HPV is best known as the cause of cervical cancer, which kills 4,220 women in the U.S. each year, according to the National Cancer Institute. The virus can also cause vulvar, anal, penile and various head and neck cancers. A study published in October in the Journal of Clinical Oncology traced more than 70% of new cases of oral cancers to HPV infection, putting it ahead of tobacco use as the leading cause of such cancers.

Most oral HPV infections are harmless, and oral cancers are still relatively uncommon. But given the new information, doctors should encourage their patients to use protection during oral sex, Dr. Hans Schlecht, assistant professor of medicine at Drexel University College of Medicine in Philadelphia, wrote in an editorial accompanying the study. “It's something people are not comfortable talking about, but it is protective,” he said in an interview. “If you are going to be intimate with someone, there are some adult conversations you need to have.”

HPV infection is common — an estimated 80% of Americans have contracted the virus, Gillison said. It usually produces no symptoms and is typically cleared from the body through natural processes. But persistent infections can cause cancer.

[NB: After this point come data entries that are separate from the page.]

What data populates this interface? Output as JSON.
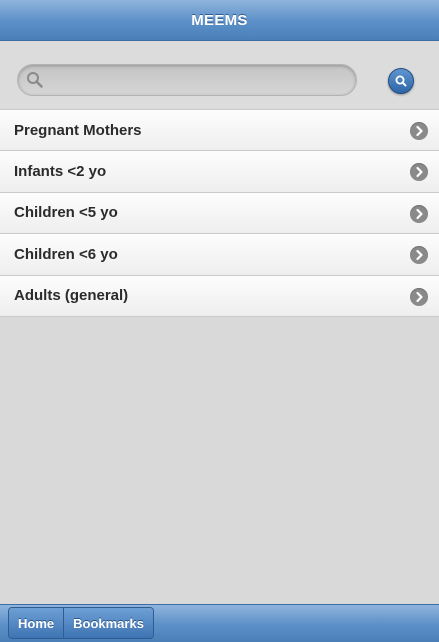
{
  "header": {
    "title": "MEEMS"
  },
  "search": {
    "value": "",
    "placeholder": ""
  },
  "list": {
    "items": [
      {
        "label": "Pregnant Mothers"
      },
      {
        "label": "Infants <2 yo"
      },
      {
        "label": "Children <5 yo"
      },
      {
        "label": "Children <6 yo"
      },
      {
        "label": "Adults (general)"
      }
    ]
  },
  "footer": {
    "tabs": [
      {
        "label": "Home"
      },
      {
        "label": "Bookmarks"
      }
    ]
  },
  "colors": {
    "header_blue": "#5b8fc7",
    "background": "#d9d9d9",
    "chevron": "#8a8a8a"
  },
  "icons": {
    "search": "search-icon",
    "search_button": "magnifier-button-icon",
    "chevron": "chevron-right-icon"
  }
}
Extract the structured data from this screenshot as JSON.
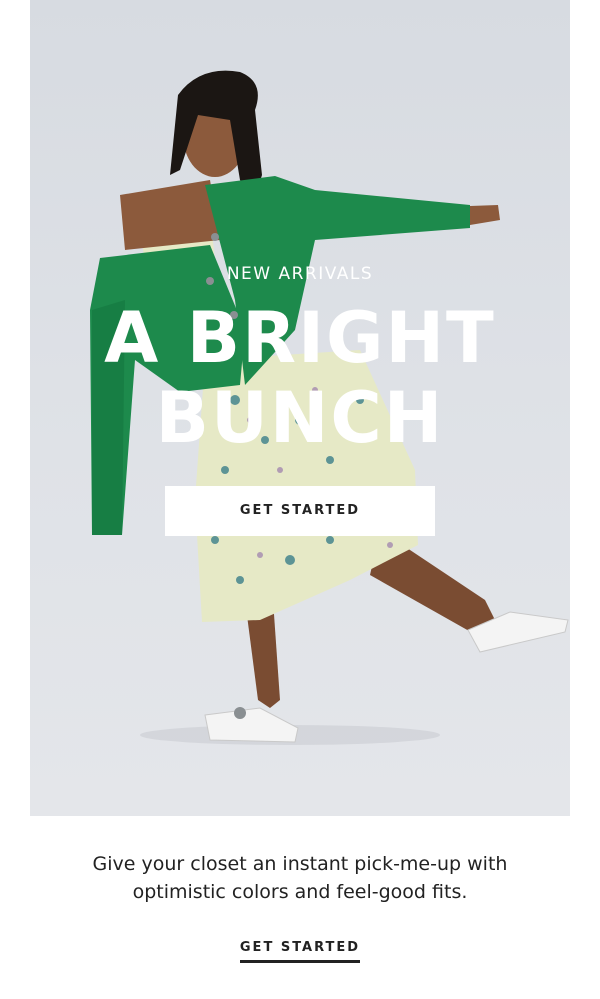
{
  "hero": {
    "image_description_icon": "model-photo",
    "eyebrow": "NEW ARRIVALS",
    "headline_line1": "A BRIGHT",
    "headline_line2": "BUNCH",
    "cta_label": "GET STARTED",
    "colors": {
      "background": "#dcdfe4",
      "cardigan": "#1d8a4c",
      "dress": "#e6e9c6",
      "skin": "#8c5a3c",
      "cta_bg": "#ffffff",
      "cta_text": "#222222"
    }
  },
  "body": {
    "line1": "Give your closet an instant pick-me-up with",
    "line2": "optimistic colors and feel-good fits."
  },
  "footer_cta": {
    "label": "GET STARTED"
  }
}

Vaccines are now available for children and young adults to prevent cervical and anal cancers caused by the most troublesome HPV strains.

For this new study Gillison and her colleagues analyzed data from 5,579 people ages 14 to 69 who participated in the National Health and Nutrition Examination Survey in 2009 and 2010. The survey includes a detailed questionnaire and a physical examination, including the first large-scale use of a 30-second oral rinse from which researchers were able to extract cells to test for HPV infection.